Danke für den Kommentar, den ich ziemlich erhellend finde! Stichwort Vertrauen in die Polizei, aber auch der Polizei in die Gesellschaft: Da fallen mir gleich Parallelen zur Bundeswehr ein. Spätestens jetzt, also angesichts des Krieges in der Ukraine, gibt es eine Diskussion über die Stellung der Bundeswehr in der Gesellschaft – meines Erachtens kommt diese Diskussion spät, zugleich ist sie notwendig. Auch über das Image der Polizei in der Bevölkerung muss gesprochen werden. Immer öfter kommt es zu gewalttätigen Übergriffen gegenüber Polizeibeamten in deren Einsätzen. Die Polizei muss von der Politik mehr geschützt und von der Bevölkerung mehr geachtet werden. Dazu gehört auch eine bessere Ausstattung. Ich bin hier in Berlin-Marzahn mal auf einer Polizeiwache gewesen und mich traf der Schlag, wie es da aussah. Fühlte mich in die 70er Jahre zurückversetzt bei Ausstattung der Räume und der Technik. Demokratie, Rechtsstaat und Meinungsfreiheit verteidigen sich nicht von allein. Dazu bedarf es einer starken und zugleich kompetenten und sensinbiliserten Polizei ebenso einer gut ausgerüsteten Bundeswehr. Ich halte es schlicht für eine Art falscher Sozialromantik, wenn man Polizei und Armee verhöhnt oder diskreditiert, weil man meint, unsere Gesellschaft hat diesen Schutz nicht nötig.
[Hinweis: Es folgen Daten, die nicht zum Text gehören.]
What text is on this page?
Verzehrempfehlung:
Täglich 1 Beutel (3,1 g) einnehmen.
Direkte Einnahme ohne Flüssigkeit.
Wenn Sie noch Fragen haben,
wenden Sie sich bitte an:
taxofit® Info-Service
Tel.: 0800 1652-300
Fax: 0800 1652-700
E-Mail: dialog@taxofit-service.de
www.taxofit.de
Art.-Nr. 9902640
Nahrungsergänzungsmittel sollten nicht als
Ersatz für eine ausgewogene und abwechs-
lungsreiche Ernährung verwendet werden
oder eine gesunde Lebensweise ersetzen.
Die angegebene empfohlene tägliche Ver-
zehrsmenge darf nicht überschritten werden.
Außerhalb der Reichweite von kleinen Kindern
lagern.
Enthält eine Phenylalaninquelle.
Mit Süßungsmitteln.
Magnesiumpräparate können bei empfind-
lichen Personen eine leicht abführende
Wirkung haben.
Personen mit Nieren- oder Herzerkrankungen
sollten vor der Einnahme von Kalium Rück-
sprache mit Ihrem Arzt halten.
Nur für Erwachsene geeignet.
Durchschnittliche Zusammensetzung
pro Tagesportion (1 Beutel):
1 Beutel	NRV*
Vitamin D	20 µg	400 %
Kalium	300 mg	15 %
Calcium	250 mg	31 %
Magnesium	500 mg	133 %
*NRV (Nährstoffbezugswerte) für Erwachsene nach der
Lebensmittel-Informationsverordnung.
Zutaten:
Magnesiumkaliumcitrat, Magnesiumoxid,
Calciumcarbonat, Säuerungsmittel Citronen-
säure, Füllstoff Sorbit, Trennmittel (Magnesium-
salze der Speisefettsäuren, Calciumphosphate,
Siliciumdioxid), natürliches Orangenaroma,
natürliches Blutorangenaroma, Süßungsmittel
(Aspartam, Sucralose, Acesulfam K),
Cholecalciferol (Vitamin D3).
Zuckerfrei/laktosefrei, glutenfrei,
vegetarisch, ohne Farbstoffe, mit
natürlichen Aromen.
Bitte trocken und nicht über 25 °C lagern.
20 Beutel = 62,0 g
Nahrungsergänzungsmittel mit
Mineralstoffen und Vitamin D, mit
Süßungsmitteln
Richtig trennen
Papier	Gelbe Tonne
Auch vielen Dank für Ihren Kommentar! Der Vergleich mit der Bundeswehr liegt sicherlich nahe. Ein Bekannter meinte neulich, dass die Lebensrealität von Menschen bei der Bundeswehr zu sehr von der Lebensrealität anderer Menschen in Deutschland abweichen würde (Kasernen, Verpflichtung, Hierarchien etc.). Somit könne ein gegenseitiges Verständnis nicht entstehen. Den Gedanken fand ich sehr interessant.
Vielen Dank für den Kommentar! Ich finde besonders Ihre Gedanken zum zusammenhängenden Hell-Dunkelfeld interessant – auch wenn es mir etwas schwer fällt, mir dieses als Torte vorzustellen, wenn Studien zur Größe des Dunkelfeldes so anfällig für Fehler sind.